Points de vue et motivations

Illustration d'une théorie de la terre plate

Pour revenir à la terre plate, nous aurait-on menti ? Vivons-nous, sans le savoir sur un plan, un monde plus plat que la Belgique de la chanson de Brel ? Une sorte de théâtre à la Trueman show ? Certains se posent la question, d’autres s’en laissent convaincre. Nous n’allons pas passer en revue ici toutes les théories qui mettent du baume au cœur des « platistes », ni même nous aventurer à juger ces derniers. Pourtant, il est permis de se demander comment des allégations venues contredire des siècles, et même des millénaires de cosmologie, peuvent parvenir à se propager au XXIe siècle ? (même si cela reste très relativement, n’exagérons rien). À l’heure des stations spatiales, des satellites, de Hubble, des exoplanètes, de l’exploration martienne, comment le niveau de connaissances que nous avons atteint sur l’univers peut-il laisser la place à de telles affirmations ?

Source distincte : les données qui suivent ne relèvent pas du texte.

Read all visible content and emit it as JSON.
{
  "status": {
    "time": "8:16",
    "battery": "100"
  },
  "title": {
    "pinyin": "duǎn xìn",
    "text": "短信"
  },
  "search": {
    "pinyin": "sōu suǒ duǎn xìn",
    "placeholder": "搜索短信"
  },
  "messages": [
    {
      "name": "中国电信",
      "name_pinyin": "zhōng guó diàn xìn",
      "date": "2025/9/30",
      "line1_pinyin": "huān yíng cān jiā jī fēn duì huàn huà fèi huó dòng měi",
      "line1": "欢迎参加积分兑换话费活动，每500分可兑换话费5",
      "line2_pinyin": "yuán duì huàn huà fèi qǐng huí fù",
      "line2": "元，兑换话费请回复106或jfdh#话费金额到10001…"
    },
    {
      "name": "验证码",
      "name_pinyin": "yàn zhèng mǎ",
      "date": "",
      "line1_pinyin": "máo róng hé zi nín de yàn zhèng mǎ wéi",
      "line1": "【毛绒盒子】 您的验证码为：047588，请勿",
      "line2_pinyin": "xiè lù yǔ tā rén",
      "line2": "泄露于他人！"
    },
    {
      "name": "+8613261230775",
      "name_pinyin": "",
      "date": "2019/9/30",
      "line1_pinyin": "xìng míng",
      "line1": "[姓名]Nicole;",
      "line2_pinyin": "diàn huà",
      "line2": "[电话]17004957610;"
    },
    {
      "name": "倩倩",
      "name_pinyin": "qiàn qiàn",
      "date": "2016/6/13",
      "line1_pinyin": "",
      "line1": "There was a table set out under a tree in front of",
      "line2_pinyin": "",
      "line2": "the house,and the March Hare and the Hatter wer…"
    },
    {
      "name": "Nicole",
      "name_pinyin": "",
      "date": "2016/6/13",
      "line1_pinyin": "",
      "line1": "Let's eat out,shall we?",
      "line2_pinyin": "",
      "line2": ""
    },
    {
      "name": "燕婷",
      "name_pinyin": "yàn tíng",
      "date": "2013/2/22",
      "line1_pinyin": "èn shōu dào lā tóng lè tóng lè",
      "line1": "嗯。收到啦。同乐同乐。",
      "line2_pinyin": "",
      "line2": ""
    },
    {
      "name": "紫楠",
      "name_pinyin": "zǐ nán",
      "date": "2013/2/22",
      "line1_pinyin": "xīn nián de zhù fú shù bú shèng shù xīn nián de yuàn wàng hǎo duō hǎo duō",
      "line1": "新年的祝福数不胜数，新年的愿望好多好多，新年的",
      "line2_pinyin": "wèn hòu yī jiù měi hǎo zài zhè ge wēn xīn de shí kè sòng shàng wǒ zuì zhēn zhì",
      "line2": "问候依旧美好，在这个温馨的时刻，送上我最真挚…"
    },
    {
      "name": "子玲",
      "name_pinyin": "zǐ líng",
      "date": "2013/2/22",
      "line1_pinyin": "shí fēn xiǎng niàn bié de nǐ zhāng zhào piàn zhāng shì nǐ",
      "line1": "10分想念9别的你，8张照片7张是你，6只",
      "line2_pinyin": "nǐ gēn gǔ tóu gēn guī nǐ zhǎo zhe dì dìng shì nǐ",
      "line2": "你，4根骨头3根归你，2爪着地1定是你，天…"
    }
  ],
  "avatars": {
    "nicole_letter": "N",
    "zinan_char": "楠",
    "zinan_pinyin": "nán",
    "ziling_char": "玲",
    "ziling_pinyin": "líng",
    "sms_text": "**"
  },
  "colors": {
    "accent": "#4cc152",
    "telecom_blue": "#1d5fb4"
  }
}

S’il y a de quoi se frotter les mains pour ceux qui voient un complotiste derrière chaque arbre, on se demande sur quel terrain ces croyances peuvent bien faire leur nid. Au delà des certitudes qu’a pu nous laisser (ou non, la preuve !) l’éducation scientifique, faut-il simplement y voir un besoin de poésie, d’excitation, de rêve ? Le philosophe physicien Etienne Klein bondirait peut-être sur sa chaise en lisant ces lignes, lui qui prêche « le goût du vrai » et ne cache pas ses inquiétudes sur le peu de place fait à la science dans l’information. Si vous avez eu l’occasion de voir certaines de ses conférences sur youtube (justement), notamment celle sur la définition d’ultracrépidarianisme, vous savez déjà qu’il plaide pour un retour des véritables experts scientifiques dans le champ médiatique. Quant au goût du rêve, les amoureux de science ne sont pas souvent pas obtus, ni même scientistes. Certains d’entre eux vous affirmeront que l’univers et le cosmos tels que la science actuelle conservent, même ainsi, leur charge de mystère et de poésie.

Croire, ne pas croire ? Débattre ou non ? Dans un autre registre, interrogé, il y a quelques années, sur un complot possible au sujet de l’alunissage des américains en 1969, Alexandre Astier auteur du spectacle l’Exoconférence (2014) répondait simplement : « je n’ai pas besoin de ça« . En un mot, s’il faisait le constat que ce type de choses parlait à certains et pouvait même, peut-être, correspondre à un certain besoin pour eux, il n’entrait simplement pas dans le débat. « Je n’ai pas besoin de ça ». Pas de jugement, juste un constat pour lui-même. C’est sans doute la meilleure attitude. On ne peut pas être en croisade sur tous les sujets et laisser justement cela aux experts et enseignants des domaines concernés. Connaissant la goût de l’auteur de Kaamelott pour l’astronomie, il serait, toutefois, intéressant de connaître sa position au sujet de cette théorie de la terre plate qui demeure, quand de même, d’un autre niveau que l’alunissage américain.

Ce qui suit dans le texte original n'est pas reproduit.